Ecco, la situazione del paese non
è allegra, ma questo caso non è estraneo al declino di autorevolezza e
competitività che affligge l’Italia. Se non abbiamo capito che siamo in Europa,
e non in un paese isolato, che può accadere che un tedesco abbia più
disciplina, onore, e magari anche doti intellettuali e manageriali di qualche
funzionario italiano, come speriamo di affrontare le sfide della
globalizzazione? E se il nostro provincialismo ci porta a pensare che è sempre
meglio difendere i burocrati nostrani e non metterli in competizione con le
intelligenze che popolano il continente, quando riusciremo a superare l’inerzia
e l’inefficienza cronica della nostra pubblica amministrazione?
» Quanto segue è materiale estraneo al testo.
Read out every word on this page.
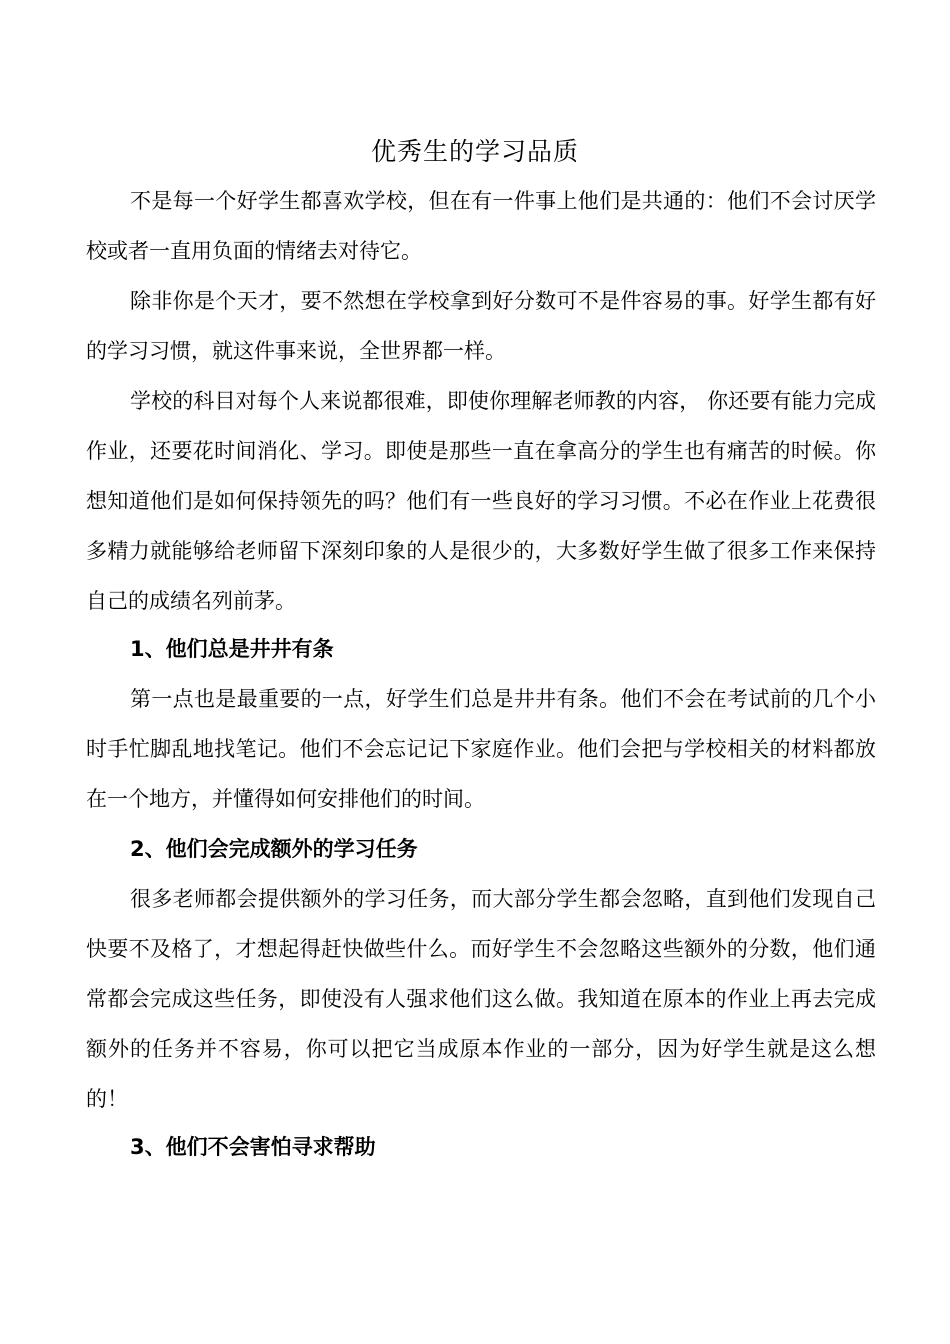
优秀生的学习品质

不是每一个好学生都喜欢学校，但在有一件事上他们是共通的：他们不会讨厌学校或者一直用负面的情绪去对待它。

除非你是个天才，要不然想在学校拿到好分数可不是件容易的事。好学生都有好的学习习惯，就这件事来说，全世界都一样。

学校的科目对每个人来说都很难，即使你理解老师教的内容， 你还要有能力完成作业，还要花时间消化、学习。即使是那些一直在拿高分的学生也有痛苦的时候。你想知道他们是如何保持领先的吗？他们有一些良好的学习习惯。不必在作业上花费很多精力就能够给老师留下深刻印象的人是很少的，大多数好学生做了很多工作来保持自己的成绩名列前茅。

1、他们总是井井有条

第一点也是最重要的一点，好学生们总是井井有条。他们不会在考试前的几个小时手忙脚乱地找笔记。他们不会忘记记下家庭作业。他们会把与学校相关的材料都放在一个地方，并懂得如何安排他们的时间。

2、他们会完成额外的学习任务

很多老师都会提供额外的学习任务，而大部分学生都会忽略，直到他们发现自己快要不及格了，才想起得赶快做些什么。而好学生不会忽略这些额外的分数，他们通常都会完成这些任务，即使没有人强求他们这么做。我知道在原本的作业上再去完成额外的任务并不容易，你可以把它当成原本作业的一部分，因为好学生就是这么想的！

3、他们不会害怕寻求帮助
Infine, se a
ogni innovazione quelli che si qualificano “progressisti” reagiscono con il
rifiuto di ogni novità e la difesa a oltranza dello status quo, che cambiamento
potremo mai aspettarci, e da chi? Dai conservatori?
Montanari è un ottimo storico
dell’arte. Ma se questa dovesse essere la classe dirigente che aspetta di
prendere il posto di chi ha – forse mediocremente, ma dignitosamente - gestito
il paese negli ultimi anni, siamo fritti. Dei talebani della cultura, dei
fondamentalisti del sindacalismo statalista, dei nazionalisti di estrema
sinistra non abbiamo proprio bisogno. Che facciano il loro mestiere, ma evitino di bloccare ogni tentativo di modernizzazione dello stato, per piacere. Ne abbiamo avuti già troppi, di personaggi
bizzarri, in posti chiave del paese. Ora vorremmo persone sensate.